外部性が存在すると、市場は効率的に資源を配分できなくなり、市場の失敗が生じます。

たとえば、負の外部性がある場合、生産者は社会全体にかかるコストを考慮しないため、社会的に望ましい水準よりも過剰に生産してしまいます。

外部性の経済学的分析(数式)

ここでは、経済学のモデルを使って、生産の外部性がどのように市場の失敗を引き起こすかを見ていきましょう。

基本的な設定

企業が生産する財の生産量を \( q \)、生産にかかる私的費用を \( C(q) \)、市場価格を \( P \) とします。

企業の利潤(利益)は次のように表されます。

$$ \pi(q) = P \cdot q – C(q) $$

ここに、1単位生産あたり \( D(q) \) という第三者への損害(負の外部性)を考えると、社会的費用は以下のようになります。

$$ SC(q) = C(q) + D(q) $$

社会全体として望ましいのは、社会的限界費用(Social Marginal Cost, SMC)と市場価格が一致する点です。すなわち、

$$ SMC(q) = \frac{dC(q)}{dq} + \frac{dD(q)}{dq} = P $$

しかし、企業は通常、自分のコスト \( C(q) \) のみを考慮しており、

$$ \frac{dC(q)}{dq} = P $$

の条件で生産を行うため、社会的に望ましい水準よりも多く生産してしまいます。

外部性への政策対応

1. ピグー税(課税)

負の外部性がある場合、その影響に見合った税を課すことで、生産者に社会的コストを内部化させる方法です。たとえば、1単位あたりの外部費用が \( t \) なら、次のように課税します。

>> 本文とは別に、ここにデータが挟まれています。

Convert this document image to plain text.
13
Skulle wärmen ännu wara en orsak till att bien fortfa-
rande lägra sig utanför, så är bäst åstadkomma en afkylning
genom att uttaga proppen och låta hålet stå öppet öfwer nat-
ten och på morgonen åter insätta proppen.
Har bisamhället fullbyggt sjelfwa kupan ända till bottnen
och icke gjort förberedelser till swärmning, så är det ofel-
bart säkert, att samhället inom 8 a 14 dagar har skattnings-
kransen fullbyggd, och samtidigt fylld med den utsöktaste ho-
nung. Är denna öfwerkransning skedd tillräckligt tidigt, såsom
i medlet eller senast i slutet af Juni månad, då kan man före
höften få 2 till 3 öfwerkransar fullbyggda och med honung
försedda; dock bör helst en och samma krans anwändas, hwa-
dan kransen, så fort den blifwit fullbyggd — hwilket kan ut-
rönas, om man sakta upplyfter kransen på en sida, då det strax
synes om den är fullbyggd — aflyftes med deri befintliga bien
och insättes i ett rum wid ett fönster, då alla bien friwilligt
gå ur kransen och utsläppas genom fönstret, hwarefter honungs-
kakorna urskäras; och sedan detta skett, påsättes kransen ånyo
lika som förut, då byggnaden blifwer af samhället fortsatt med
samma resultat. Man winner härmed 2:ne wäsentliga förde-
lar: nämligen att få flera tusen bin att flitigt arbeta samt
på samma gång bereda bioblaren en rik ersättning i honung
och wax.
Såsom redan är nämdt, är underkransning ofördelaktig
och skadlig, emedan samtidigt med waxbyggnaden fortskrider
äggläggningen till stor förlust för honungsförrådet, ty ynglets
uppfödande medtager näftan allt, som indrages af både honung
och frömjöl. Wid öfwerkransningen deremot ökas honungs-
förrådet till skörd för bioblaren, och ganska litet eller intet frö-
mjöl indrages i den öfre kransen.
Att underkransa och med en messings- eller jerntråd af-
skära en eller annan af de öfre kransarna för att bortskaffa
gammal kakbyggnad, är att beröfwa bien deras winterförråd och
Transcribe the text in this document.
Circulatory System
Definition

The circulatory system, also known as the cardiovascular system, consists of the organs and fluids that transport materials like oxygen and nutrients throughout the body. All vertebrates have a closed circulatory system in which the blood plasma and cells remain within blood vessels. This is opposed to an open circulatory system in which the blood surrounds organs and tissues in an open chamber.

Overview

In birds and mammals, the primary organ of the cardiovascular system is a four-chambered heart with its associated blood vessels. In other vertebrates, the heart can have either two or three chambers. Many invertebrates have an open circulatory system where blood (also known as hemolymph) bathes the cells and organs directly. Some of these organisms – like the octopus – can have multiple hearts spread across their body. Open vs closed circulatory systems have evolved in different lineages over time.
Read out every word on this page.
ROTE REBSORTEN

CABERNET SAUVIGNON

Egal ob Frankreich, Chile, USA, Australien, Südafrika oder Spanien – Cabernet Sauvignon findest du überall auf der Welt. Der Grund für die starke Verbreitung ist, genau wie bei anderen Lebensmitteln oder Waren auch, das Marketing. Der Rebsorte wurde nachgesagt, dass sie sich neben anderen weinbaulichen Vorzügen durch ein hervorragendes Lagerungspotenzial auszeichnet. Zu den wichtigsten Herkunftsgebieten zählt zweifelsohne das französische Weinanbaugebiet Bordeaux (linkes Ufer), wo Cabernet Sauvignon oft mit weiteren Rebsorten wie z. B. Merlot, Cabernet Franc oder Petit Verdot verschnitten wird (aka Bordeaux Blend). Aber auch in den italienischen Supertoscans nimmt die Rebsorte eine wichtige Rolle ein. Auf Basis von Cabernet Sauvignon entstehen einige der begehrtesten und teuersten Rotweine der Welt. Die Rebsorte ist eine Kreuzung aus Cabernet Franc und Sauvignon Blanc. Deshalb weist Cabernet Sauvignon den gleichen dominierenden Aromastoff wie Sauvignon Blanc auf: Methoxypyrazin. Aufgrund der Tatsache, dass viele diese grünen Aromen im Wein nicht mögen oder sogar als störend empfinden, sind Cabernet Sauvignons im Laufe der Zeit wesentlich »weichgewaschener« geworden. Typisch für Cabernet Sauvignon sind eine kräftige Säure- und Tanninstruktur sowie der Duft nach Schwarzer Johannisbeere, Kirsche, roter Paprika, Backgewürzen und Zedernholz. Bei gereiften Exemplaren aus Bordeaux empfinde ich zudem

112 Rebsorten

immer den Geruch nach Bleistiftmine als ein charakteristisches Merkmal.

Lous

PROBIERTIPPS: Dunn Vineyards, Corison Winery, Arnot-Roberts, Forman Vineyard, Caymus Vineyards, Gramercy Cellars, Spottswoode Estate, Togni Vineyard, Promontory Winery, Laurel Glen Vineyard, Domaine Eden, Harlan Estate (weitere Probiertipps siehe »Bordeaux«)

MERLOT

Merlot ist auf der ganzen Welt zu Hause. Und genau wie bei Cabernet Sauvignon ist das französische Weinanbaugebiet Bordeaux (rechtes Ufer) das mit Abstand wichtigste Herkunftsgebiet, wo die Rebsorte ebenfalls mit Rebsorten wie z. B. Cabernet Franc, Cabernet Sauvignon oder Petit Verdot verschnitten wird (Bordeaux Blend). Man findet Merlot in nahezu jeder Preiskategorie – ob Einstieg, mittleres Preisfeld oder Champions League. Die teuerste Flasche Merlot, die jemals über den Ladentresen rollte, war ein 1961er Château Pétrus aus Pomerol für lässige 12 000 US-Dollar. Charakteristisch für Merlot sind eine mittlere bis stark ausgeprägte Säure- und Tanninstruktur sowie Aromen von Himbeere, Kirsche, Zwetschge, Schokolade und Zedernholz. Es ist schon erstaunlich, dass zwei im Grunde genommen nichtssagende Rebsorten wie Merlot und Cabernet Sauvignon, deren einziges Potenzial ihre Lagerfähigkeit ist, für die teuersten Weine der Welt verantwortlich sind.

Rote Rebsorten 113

$$ P = \frac{dC(q)}{dq} + t $$

このとき、企業は生産量を抑え、社会的に適正な水準へと近づきます。

2. 補助金

正の外部性がある場合、外部的利益をもたらす行為に対して補助金を出すことで、その行為を促進します。例えば、環境保全活動や再生可能エネルギーの導入などです。

3. 規制(数量制限・基準設定)

法的に排出量の上限を設けたり、フィルターの設置を義務づけることで外部性の発生を防ぎます。

4. 排出権取引

排出できる総量に上限(キャップ)を設け、それを市場で取引できるようにする制度。効率性と環境保護の両立を目指します。

まとめと重要ポイント

  • 生産の外部性とは、企業の生産活動が第三者に影響を及ぼすが、その影響が市場で反映されないこと。
  • 負の外部性の例には公害、正の外部性には養蜂などがある。
  • 外部性が存在すると、市場は効率的な資源配分ができず、政府の介入が必要になる。
  • 政策手段にはピグー税、補助金、規制、排出権取引などがある。
  • 数式を通じて、市場の失敗がどのように生じるかを理解することができる。